Penyelidikan Kejagung melukiskan gambaran suram di mana Jurist Tan, dalam kapasitasnya sebagai Staf Khusus Menteri, diduga tidak bertindak sebagai pengawas, melainkan sebagai dalang utama. Perannya jauh melampaui tugas formal. Bersama beberapa pihak lain, ia disebut aktif dalam grup percakapan WhatsApp bernama “Mas Menteri Core Team” sejak Agustus 2019, di mana benih-benih perencanaan proyek ini pertama kali disemai.
Dari sana, pengaruh Jurist Tan semakin mengakar.

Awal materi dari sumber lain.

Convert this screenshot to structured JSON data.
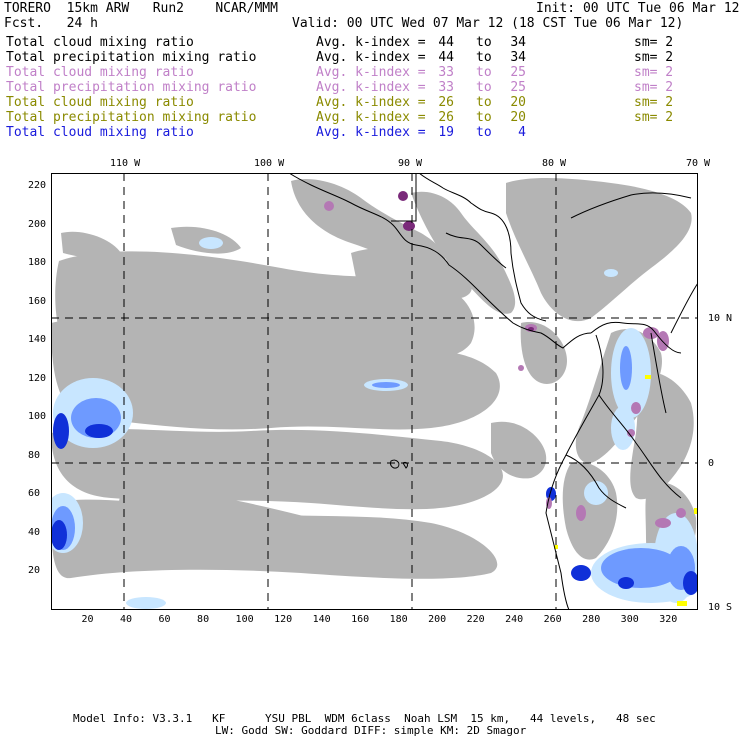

Ia diduga memimpin serangkaian rapat daring melalui Zoom, secara efektif mengendalikan arah pembahasan dan spesifikasi teknis proyek. Menurut penyidik, ia secara proaktif melibatkan konsultan dan pejabat internal kementerian, seperti mantan Direktur Sekolah Dasar (SD) dan Direktur Sekolah Menengah Pertama (SMP), untuk menghadiri rapat-rapat yang ia pimpin. Kehadiran para pejabat ini diduga kuat untuk melegitimasi dan melancarkan skenario yang telah disusunnya.
Modus operandi yang terungkap menunjukkan adanya pemufakatan jahat yang sistematis. Alih-alih melakukan kajian objektif, tim teknis diduga diarahkan untuk menghasilkan analisis yang secara spesifik mengunggulkan Chromebook. Pilihan ini terkesan dipaksakan, mengingat hasil uji coba internal pada 2019 justru menyimpulkan bahwa Chromebook kurang efektif untuk pembelajaran di Indonesia. Ketergantungan perangkat pada koneksi internet yang stabil menjadi titik lemah utamanya, mengingat konektivitas internet yang belum merata di seluruh pelosok negeri.
Penetapan Jurist Tan sebagai tersangka oleh Kejagung membuka kotak pandora tentang adanya “invisible hand” atau tangan tak terlihat yang mampu mengendalikan proyek bernilai triliunan rupiah. Ini menjadi pertanyaan besar tentang tata kelola dan pengawasan internal di kementerian. Bagaimana seorang staf khusus bisa memiliki pengaruh sedemikian rupa untuk mendikte spesifikasi teknis dan mengarahkan pemenang tender?
Kini, kasus ini terus bergulir. Kejagung tidak hanya berhenti pada Jurist Tan, tetapi juga telah menetapkan tersangka lainnya. Publik menanti pengungkapan lebih lanjut mengenai siapa saja yang terlibat dalam konspirasi ini dan bagaimana sebuah program yang bertujuan mencerdaskan anak bangsa justru menjadi lahan korupsi yang terencana.